Il faut une ligne claire, franche, porteuse d’un changement en profondeur de la société. S’attaquer à la loi du profit, au consumérisme, à la monarchie présidentielle, au recul des droits et des libertés, on ne le fera pas avec un projet à l’eau de rose. Il faut dans le même temps du rassemblement. Aucune des forces à gauche ne peut gagner seule. C’est pourquoi je travaille, dans le Big Bang que nous avons lancé avec ma collègue communiste Elsa Faucillon, à faire tomber les murs au sein des gauches et des écologistes. Nous devons débattre des idées et des solutions concrètes, sans préjugés ni arrière-pensées.

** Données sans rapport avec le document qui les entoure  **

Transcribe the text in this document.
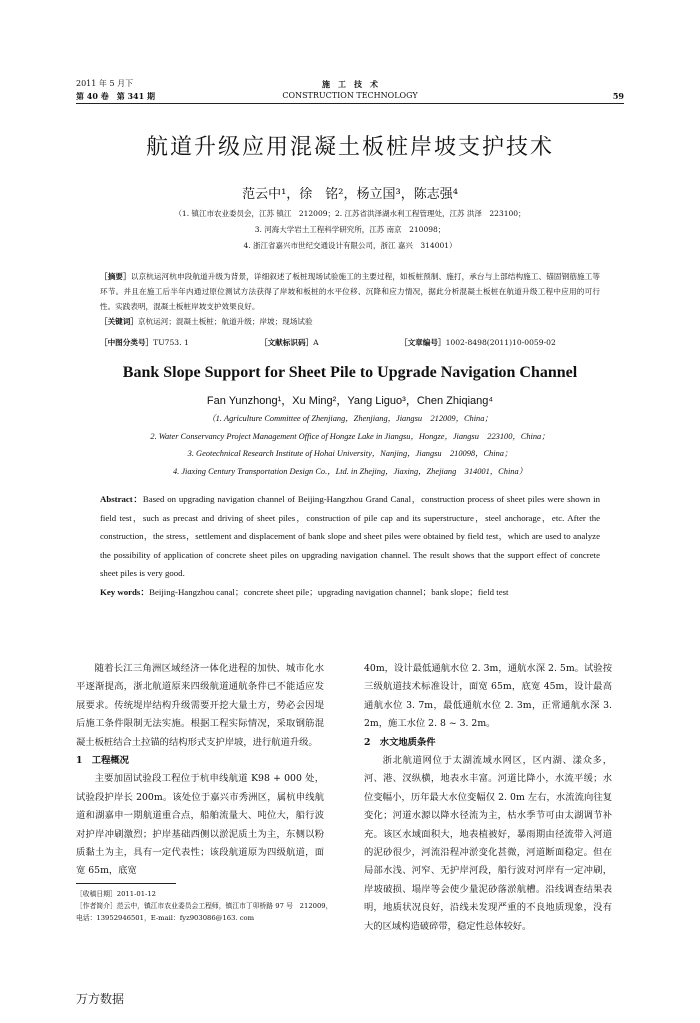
2011 年 5 月下
第 40 卷　第 341 期
施　工　技　术
CONSTRUCTION TECHNOLOGY	59
航道升级应用混凝土板桩岸坡支护技术
范云中¹，徐　铭²，杨立国³，陈志强⁴
（1. 镇江市农业委员会，江苏 镇江　212009；2. 江苏省洪泽湖水利工程管理处，江苏 洪泽　223100；
3. 河海大学岩土工程科学研究所，江苏 南京　210098；
4. 浙江省嘉兴市世纪交通设计有限公司，浙江 嘉兴　314001）
［摘要］以京杭运河杭申段航道升级为背景，详细叙述了板桩现场试验施工的主要过程，如板桩预制、施打，承台与上部结构施工、锚固钢筋施工等环节。并且在施工后半年内通过原位测试方法获得了岸坡和板桩的水平位移、沉降和应力情况，据此分析混凝土板桩在航道升级工程中应用的可行性。实践表明，混凝土板桩岸坡支护效果良好。
［关键词］京杭运河；混凝土板桩；航道升级；岸坡；现场试验
［中图分类号］TU753. 1	［文献标识码］A	［文章编号］1002-8498(2011)10-0059-02
Bank Slope Support for Sheet Pile to Upgrade Navigation Channel
Fan Yunzhong¹，Xu Ming²，Yang Liguo³，Chen Zhiqiang⁴
（1. Agriculture Committee of Zhenjiang，Zhenjiang，Jiangsu　212009，China；
2. Water Conservancy Project Management Office of Hongze Lake in Jiangsu，Hongze，Jiangsu　223100，China；
3. Geotechnical Research Institute of Hohai University，Nanjing，Jiangsu　210098，China；
4. Jiaxing Century Transportation Design Co.，Ltd. in Zhejing，Jiaxing，Zhejiang　314001，China）
Abstract：Based on upgrading navigation channel of Beijing-Hangzhou Grand Canal，construction process of sheet piles were shown in field test，such as precast and driving of sheet piles，construction of pile cap and its superstructure，steel anchorage，etc. After the construction，the stress，settlement and displacement of bank slope and sheet piles were obtained by field test，which are used to analyze the possibility of application of concrete sheet piles on upgrading navigation channel. The result shows that the support effect of concrete sheet piles is very good.
Key words：Beijing-Hangzhou canal；concrete sheet pile；upgrading navigation channel；bank slope；field test

随着长江三角洲区域经济一体化进程的加快、城市化水平逐渐提高，浙北航道原来四级航道通航条件已不能适应发展要求。传统堤岸结构升级需要开挖大量土方，势必会因堤后施工条件限制无法实施。根据工程实际情况，采取钢筋混凝土板桩结合土拉锚的结构形式支护岸坡，进行航道升级。

1　工程概况

主要加固试验段工程位于杭申线航道 K98 + 000 处，试验段护岸长 200m。该处位于嘉兴市秀洲区，属杭申线航道和湖嘉申一期航道重合点，船舶流量大、吨位大，船行波对护岸冲刷激烈；护岸基础西侧以淤泥质土为主，东侧以粉质黏土为主，具有一定代表性；该段航道原为四级航道，面宽 65m，底宽

40m，设计最低通航水位 2. 3m，通航水深 2. 5m。试验按三级航道技术标准设计，面宽 65m，底宽 45m，设计最高通航水位 3. 7m，最低通航水位 2. 3m，正常通航水深 3. 2m，施工水位 2. 8 ~ 3. 2m。

2　水文地质条件

浙北航道网位于太湖流域水网区，区内湖、漾众多，河、港、汊纵横，地表水丰富。河道比降小，水流平缓；水位变幅小，历年最大水位变幅仅 2. 0m 左右，水流流向往复变化；河道水源以降水径流为主，枯水季节可由太湖调节补充。该区水域面积大，地表植被好，暴雨期由径流带入河道的泥砂很少，河流沿程冲淤变化甚微，河道断面稳定。但在局部水浅、河窄、无护岸河段，船行波对河岸有一定冲刷，岸坡破损、塌岸等会使少量泥砂落淤航槽。沿线调查结果表明，地质状况良好，沿线未发现严重的不良地质现象，没有大的区域构造破碎带，稳定性总体较好。

［收稿日期］2011-01-12
［作者简介］范云中，镇江市农业委员会工程师，镇江市丁卯桥路 97 号　212009，电话：13952946501，E-mail：fyz903086@163. com
万方数据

Aujourd’hui, ça paraît très compliqué…
[Elle coupe.] L’unité seule ne fait pas un programme, surtout si le dénominateur commun ne nous amenait qu’à des compromis sans odeur, ni saveur, loin des colères de notre époque. Passer en force contre tout le reste des gauches et des écologistes ne permettrait pas non plus de nous hisser au second tour et de gagner. La difficulté, c’est que nous avons un électorat assez clivé comme l’a montré un récent sondage dans lequel on voit que Mélenchon ou Hidalgo ne captent que très peu de points supplémentaires s’ils sont candidats seuls à gauche. Notons néanmoins que dans ce cas, c’est encore Mélenchon qui fait le meilleur score.

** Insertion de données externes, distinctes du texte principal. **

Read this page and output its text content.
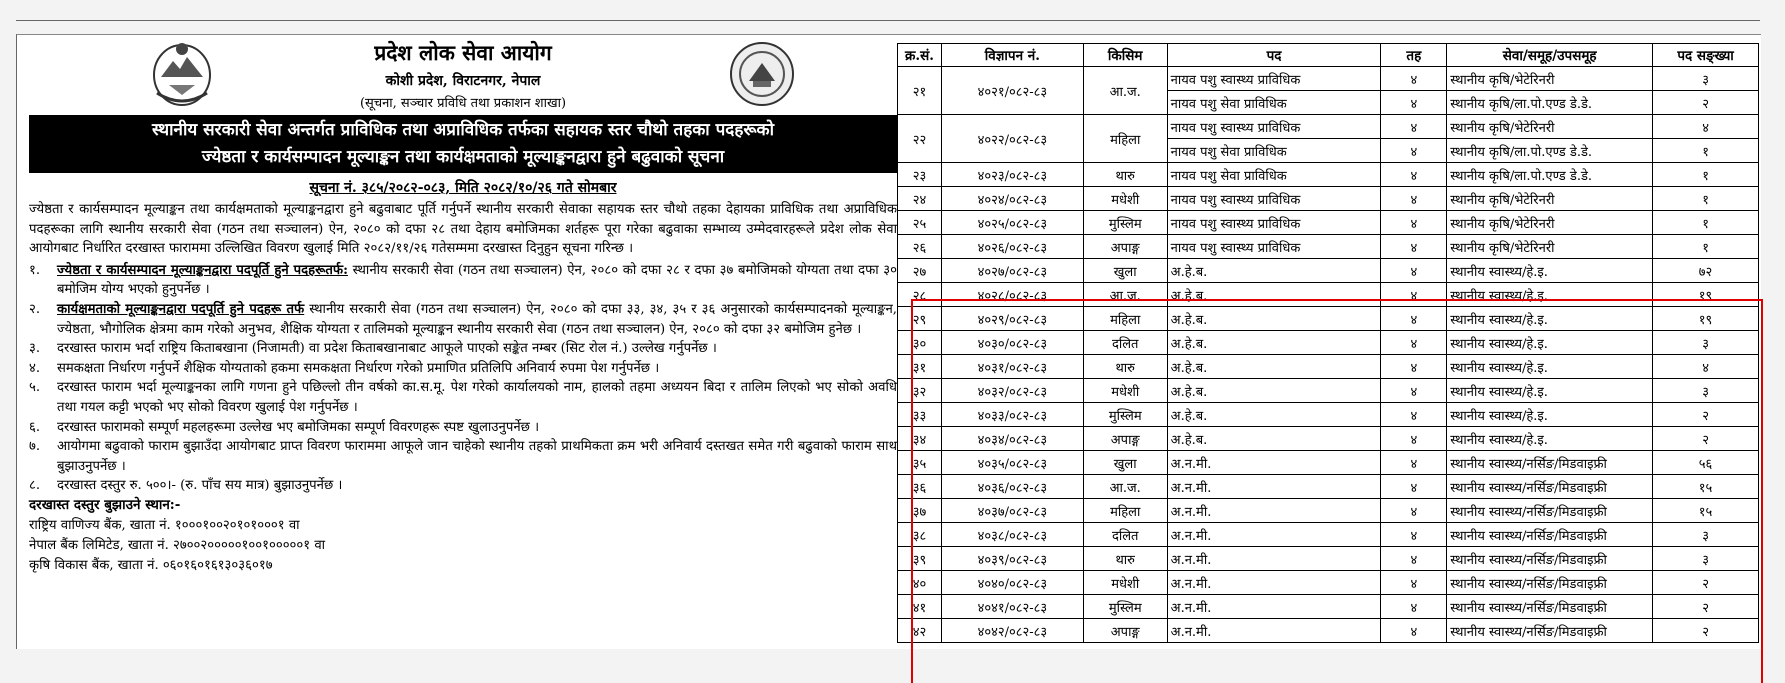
प्रदेश लोक सेवा आयोग
कोशी प्रदेश, विराटनगर, नेपाल
(सूचना, सञ्चार प्रविधि तथा प्रकाशन शाखा)
स्थानीय सरकारी सेवा अन्तर्गत प्राविधिक तथा अप्राविधिक तर्फका सहायक स्तर चौथो तहका पदहरूको
ज्येष्ठता र कार्यसम्पादन मूल्याङ्कन तथा कार्यक्षमताको मूल्याङ्कनद्वारा हुने बढुवाको सूचना
सूचना नं. ३८५/२०८२-०८३, मिति २०८२/१०/२६ गते सोमबार
ज्येष्ठता र कार्यसम्पादन मूल्याङ्कन तथा कार्यक्षमताको मूल्याङ्कनद्वारा हुने बढुवाबाट पूर्ति गर्नुपर्ने स्थानीय सरकारी सेवाका सहायक स्तर चौथो तहका देहायका प्राविधिक तथा अप्राविधिक पदहरूका लागि स्थानीय सरकारी सेवा (गठन तथा सञ्चालन) ऐन, २०८० को दफा २८ तथा देहाय बमोजिमका शर्तहरू पूरा गरेका बढुवाका सम्भाव्य उम्मेदवारहरूले प्रदेश लोक सेवा आयोगबाट निर्धारित दरखास्त फाराममा उल्लिखित विवरण खुलाई मिति २०८२/११/२६ गतेसम्ममा दरखास्त दिनुहुन सूचना गरिन्छ ।
१.	ज्येष्ठता र कार्यसम्पादन मूल्याङ्कनद्वारा पदपूर्ति हुने पदहरूतर्फ: स्थानीय सरकारी सेवा (गठन तथा सञ्चालन) ऐन, २०८० को दफा २८ र दफा ३७ बमोजिमको योग्यता तथा दफा ३० बमोजिम योग्य भएको हुनुपर्नेछ ।
२.	कार्यक्षमताको मूल्याङ्कनद्वारा पदपूर्ति हुने पदहरू तर्फ स्थानीय सरकारी सेवा (गठन तथा सञ्चालन) ऐन, २०८० को दफा ३३, ३४, ३५ र ३६ अनुसारको कार्यसम्पादनको मूल्याङ्कन, ज्येष्ठता, भौगोलिक क्षेत्रमा काम गरेको अनुभव, शैक्षिक योग्यता र तालिमको मूल्याङ्कन स्थानीय सरकारी सेवा (गठन तथा सञ्चालन) ऐन, २०८० को दफा ३२ बमोजिम हुनेछ ।
३.	दरखास्त फाराम भर्दा राष्ट्रिय किताबखाना (निजामती) वा प्रदेश किताबखानाबाट आफूले पाएको सङ्केत नम्बर (सिट रोल नं.) उल्लेख गर्नुपर्नेछ ।
४.	समकक्षता निर्धारण गर्नुपर्ने शैक्षिक योग्यताको हकमा समकक्षता निर्धारण गरेको प्रमाणित प्रतिलिपि अनिवार्य रुपमा पेश गर्नुपर्नेछ ।
५.	दरखास्त फाराम भर्दा मूल्याङ्कनका लागि गणना हुने पछिल्लो तीन वर्षको का.स.मू. पेश गरेको कार्यालयको नाम, हालको तहमा अध्ययन बिदा र तालिम लिएको भए सोको अवधि तथा गयल कट्टी भएको भए सोको विवरण खुलाई पेश गर्नुपर्नेछ ।
६.	दरखास्त फारामको सम्पूर्ण महलहरूमा उल्लेख भए बमोजिमका सम्पूर्ण विवरणहरू स्पष्ट खुलाउनुपर्नेछ ।
७.	आयोगमा बढुवाको फाराम बुझाउँदा आयोगबाट प्राप्त विवरण फाराममा आफूले जान चाहेको स्थानीय तहको प्राथमिकता क्रम भरी अनिवार्य दस्तखत समेत गरी बढुवाको फाराम साथ बुझाउनुपर्नेछ ।
८.	दरखास्त दस्तुर रु. ५००।- (रु. पाँच सय मात्र) बुझाउनुपर्नेछ ।
दरखास्त दस्तुर बुझाउने स्थान:-
राष्ट्रिय वाणिज्य बैंक, खाता नं. १०००१००२०१०१०००१ वा
नेपाल बैंक लिमिटेड, खाता नं. २७००२०००००१००१०००००१ वा
कृषि विकास बैंक, खाता नं. ०६०१६०१६१३०३६०१७
क्र.सं.	विज्ञापन नं.	किसिम	पद	तह	सेवा/समूह/उपसमूह	पद सङ्ख्या
२१	४०२१/०८२-८३	आ.ज.	नायव पशु स्वास्थ्य प्राविधिक	४	स्थानीय कृषि/भेटेरिनरी	३
			नायव पशु सेवा प्राविधिक	४	स्थानीय कृषि/ला.पो.एण्ड डे.डे.	२
२२	४०२२/०८२-८३	महिला	नायव पशु स्वास्थ्य प्राविधिक	४	स्थानीय कृषि/भेटेरिनरी	४
			नायव पशु सेवा प्राविधिक	४	स्थानीय कृषि/ला.पो.एण्ड डे.डे.	१
२३	४०२३/०८२-८३	थारु	नायव पशु सेवा प्राविधिक	४	स्थानीय कृषि/ला.पो.एण्ड डे.डे.	१
२४	४०२४/०८२-८३	मधेशी	नायव पशु स्वास्थ्य प्राविधिक	४	स्थानीय कृषि/भेटेरिनरी	१
२५	४०२५/०८२-८३	मुस्लिम	नायव पशु स्वास्थ्य प्राविधिक	४	स्थानीय कृषि/भेटेरिनरी	१
२६	४०२६/०८२-८३	अपाङ्ग	नायव पशु स्वास्थ्य प्राविधिक	४	स्थानीय कृषि/भेटेरिनरी	१
२७	४०२७/०८२-८३	खुला	अ.हे.ब.	४	स्थानीय स्वास्थ्य/हे.इ.	७२
२८	४०२८/०८२-८३	आ.ज.	अ.हे.ब.	४	स्थानीय स्वास्थ्य/हे.इ.	१९
२९	४०२९/०८२-८३	महिला	अ.हे.ब.	४	स्थानीय स्वास्थ्य/हे.इ.	१९
३०	४०३०/०८२-८३	दलित	अ.हे.ब.	४	स्थानीय स्वास्थ्य/हे.इ.	३
३१	४०३१/०८२-८३	थारु	अ.हे.ब.	४	स्थानीय स्वास्थ्य/हे.इ.	४
३२	४०३२/०८२-८३	मधेशी	अ.हे.ब.	४	स्थानीय स्वास्थ्य/हे.इ.	३
३३	४०३३/०८२-८३	मुस्लिम	अ.हे.ब.	४	स्थानीय स्वास्थ्य/हे.इ.	२
३४	४०३४/०८२-८३	अपाङ्ग	अ.हे.ब.	४	स्थानीय स्वास्थ्य/हे.इ.	२
३५	४०३५/०८२-८३	खुला	अ.न.मी.	४	स्थानीय स्वास्थ्य/नर्सिङ/मिडवाइफ्री	५६
३६	४०३६/०८२-८३	आ.ज.	अ.न.मी.	४	स्थानीय स्वास्थ्य/नर्सिङ/मिडवाइफ्री	१५
३७	४०३७/०८२-८३	महिला	अ.न.मी.	४	स्थानीय स्वास्थ्य/नर्सिङ/मिडवाइफ्री	१५
३८	४०३८/०८२-८३	दलित	अ.न.मी.	४	स्थानीय स्वास्थ्य/नर्सिङ/मिडवाइफ्री	३
३९	४०३९/०८२-८३	थारु	अ.न.मी.	४	स्थानीय स्वास्थ्य/नर्सिङ/मिडवाइफ्री	३
४०	४०४०/०८२-८३	मधेशी	अ.न.मी.	४	स्थानीय स्वास्थ्य/नर्सिङ/मिडवाइफ्री	२
४१	४०४१/०८२-८३	मुस्लिम	अ.न.मी.	४	स्थानीय स्वास्थ्य/नर्सिङ/मिडवाइफ्री	२
४२	४०४२/०८२-८३	अपाङ्ग	अ.न.मी.	४	स्थानीय स्वास्थ्य/नर्सिङ/मिडवाइफ्री	२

Aujourd’hui, la France traverse une période étrange avec la crise sanitaire, sociale et les récentes attaques terroristes. Le pays peut aussi basculer du mauvais côté ?
Oui. Cela nous place de façon grave devant nos responsabilités. Je sens un mouvement de résignation mais je vois aussi se développer de nouvelles solidarités, des mobilisations, de la politisation. Il y a un mouvement du côté du repli, de la xénophobie, de la réaction. Mais il y en a un autre qui cherche sa traduction politique du côté de la liberté et de l’égalité, de la préservation de notre écosystème et de la mise en commun. L’époque est à la fois au ressentiment, ce terreau de l’extrême droite, et à la colère, ce moteur à gauche, d’autant plus puissant s’il se transforme en espérance grâce à la projection politique.
On parle beaucoup de la présidentielle mais, normalement, il devrait y avoir les élections régionales et départementales en 2021. Vous comptez présenter votre candidature à la région Ile-de-France ?
Je souhaite m’engager dans cette élection régionale, c’est un échelon important, et je veux être utile à un rassemblement, notamment entre les insoumis et les communistes, et qui soit porteur de la vitalité des luttes sociales et écologistes. Les discussions sont toujours en cours. Je vous donnerai très vite des nouvelles plus précises de cette campagne.